Determine all real solutions $(x,y)$ of the following system of equations: \begin{align*} x&=3x^2y-y^3,\\ y &= x^3-3xy^2 \end{align*}
Problem
Source: Germany 2019, Problem 1
Tags: algebra, system of equations
mira74
20.06.2019 12:42
Note that if $z=x+yi$ for real $x,y$, $z^3=(x+yi)^3=(x^3-3xy^2)+(3x^2y-y^3)i =y+xi$.

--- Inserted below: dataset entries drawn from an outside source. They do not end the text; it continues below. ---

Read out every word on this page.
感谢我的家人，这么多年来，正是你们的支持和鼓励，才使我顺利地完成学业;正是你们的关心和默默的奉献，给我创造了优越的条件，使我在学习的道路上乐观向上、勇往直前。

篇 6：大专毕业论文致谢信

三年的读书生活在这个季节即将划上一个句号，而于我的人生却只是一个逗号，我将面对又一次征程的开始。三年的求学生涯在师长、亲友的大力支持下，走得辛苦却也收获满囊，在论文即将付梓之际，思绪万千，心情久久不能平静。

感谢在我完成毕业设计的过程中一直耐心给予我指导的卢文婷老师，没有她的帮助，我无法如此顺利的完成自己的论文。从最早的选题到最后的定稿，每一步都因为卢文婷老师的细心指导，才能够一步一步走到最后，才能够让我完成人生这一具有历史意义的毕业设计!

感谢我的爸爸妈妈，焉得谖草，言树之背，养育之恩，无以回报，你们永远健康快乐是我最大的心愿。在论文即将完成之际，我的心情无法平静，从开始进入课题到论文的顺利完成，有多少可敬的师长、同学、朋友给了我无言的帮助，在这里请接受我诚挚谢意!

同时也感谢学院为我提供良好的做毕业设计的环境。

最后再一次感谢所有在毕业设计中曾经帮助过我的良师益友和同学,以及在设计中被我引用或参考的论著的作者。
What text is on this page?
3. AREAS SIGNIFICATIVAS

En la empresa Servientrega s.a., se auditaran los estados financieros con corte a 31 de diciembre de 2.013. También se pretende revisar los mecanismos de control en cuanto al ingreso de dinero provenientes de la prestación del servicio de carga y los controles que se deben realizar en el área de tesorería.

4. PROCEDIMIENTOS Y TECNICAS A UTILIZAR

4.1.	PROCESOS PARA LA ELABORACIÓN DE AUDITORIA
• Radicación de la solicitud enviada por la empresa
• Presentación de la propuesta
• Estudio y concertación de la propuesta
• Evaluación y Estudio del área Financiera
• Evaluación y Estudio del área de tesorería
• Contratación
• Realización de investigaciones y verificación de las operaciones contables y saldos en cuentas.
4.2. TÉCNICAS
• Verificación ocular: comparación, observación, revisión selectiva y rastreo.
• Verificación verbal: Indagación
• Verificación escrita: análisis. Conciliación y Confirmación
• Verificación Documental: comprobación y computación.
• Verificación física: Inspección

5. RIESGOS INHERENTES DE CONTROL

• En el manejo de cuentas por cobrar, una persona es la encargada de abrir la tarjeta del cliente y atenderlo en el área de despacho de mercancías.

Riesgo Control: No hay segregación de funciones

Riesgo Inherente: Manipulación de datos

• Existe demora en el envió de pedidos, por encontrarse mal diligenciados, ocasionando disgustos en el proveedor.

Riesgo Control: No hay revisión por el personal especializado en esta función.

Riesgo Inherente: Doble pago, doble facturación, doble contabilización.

Taking the absolute value of both sides gives $|z|=0,1$, so $(x,y)=(0,0)$ or $z^3=y+xi=\frac{i}{z} \rightarrow z^4=i$
Thus, the answers are
$$(x,y)=(0,0),(\cos(22.5),\sin(22.5)),(-\sin(22.5,\cos(22.5))),(-\cos(22.5),-\sin(22.5)),(\sin(22.5),-\cos(22.5))$$
MathBoy23
20.06.2019 19:22
The most horrible case- bash ever: Letting out the trivial case where $x = y =0$, we do this: $$3x^2y^2-y^4 = xy = x^4 - 3x^2y^2$$which gives: $$(x^2 -y^2 -2xy)(x^2 - y^2+ 2xy) = 0 \hspace{1cm} --------(*)$$Case 1: $$x^2 -y^2 -2xy = (x+y - \sqrt{2}y) (x+y +\sqrt{2}y) = 0$$This gives: $$x = (\sqrt{2}-1)y \hspace{0.15cm} \text{or} \hspace{0.15cm} x = -(\sqrt{2}+1)y$$Case 2: As $(*)$ was symmetric in $x$ and $y$, this case just swaps x and y from the above solution, so: $$y = (\sqrt{2}-1)x \hspace{0.15cm} \text{or} \hspace{0.15cm} y = -(\sqrt{2}+1)x$$Case 3: Both Case 1 and Case 2 are valid. This is easily dismissed. We plug in all the $x-y$ relations we found in the mother equation and get really ugly stuff. At the end of our misery, these are all 5 solutions we are getting: $$ (x,y) = (0,0), (\sqrt{\frac{2-\sqrt{2}}{4}},\sqrt{\frac{2+\sqrt{2}}{4}}), (-\sqrt{\frac{2-\sqrt{2}}{4}},\sqrt{\frac{2+\sqrt{2}}{4}}), (\sqrt{\frac{2-\sqrt{2}}{4}},-\sqrt{\frac{2+\sqrt{2}}{4}}), (-\sqrt{\frac{2-\sqrt{2}}{4}},-\sqrt{\frac{2+\sqrt{2}}{4}})$$
IreallyloveFEsplshelpme
03.02.2024 06:06
MathBoy23 wrote: The most horrible case- bash ever: Letting out the trivial case where $x = y =0$, we do this: $$3x^2y^2-y^4 = xy = x^4 - 3x^2y^2$$which gives: $$(x^2 -y^2 -2xy)(x^2 - y^2+ 2xy) = 0 \hspace{1cm} --------(*)$$Case 1: $$x^2 -y^2 -2xy = (x+y - \sqrt{2}y) (x+y +\sqrt{2}y) = 0$$This gives: $$x = (\sqrt{2}-1)y \hspace{0.15cm} \text{or} \hspace{0.15cm} x = -(\sqrt{2}+1)y$$Case 2: As $(*)$ was symmetric in $x$ and $y$, this case just swaps x and y from the above solution, so: $$y = (\sqrt{2}-1)x \hspace{0.15cm} \text{or} \hspace{0.15cm} y = -(\sqrt{2}+1)x$$Case 3: Both Case 1 and Case 2 are valid. This is easily dismissed. We plug in all the $x-y$ relations we found in the mother equation and get really ugly stuff. At the end of our misery, these are all 5 solutions we are getting: $$ (x,y) = (0,0), (\sqrt{\frac{2-\sqrt{2}}{4}},\sqrt{\frac{2+\sqrt{2}}{4}}), (-\sqrt{\frac{2-\sqrt{2}}{4}},\sqrt{\frac{2+\sqrt{2}}{4}}), (\sqrt{\frac{2-\sqrt{2}}{4}},-\sqrt{\frac{2+\sqrt{2}}{4}}), (-\sqrt{\frac{2-\sqrt{2}}{4}},-\sqrt{\frac{2+\sqrt{2}}{4}})$$ Shouldn't the solutions be flipped?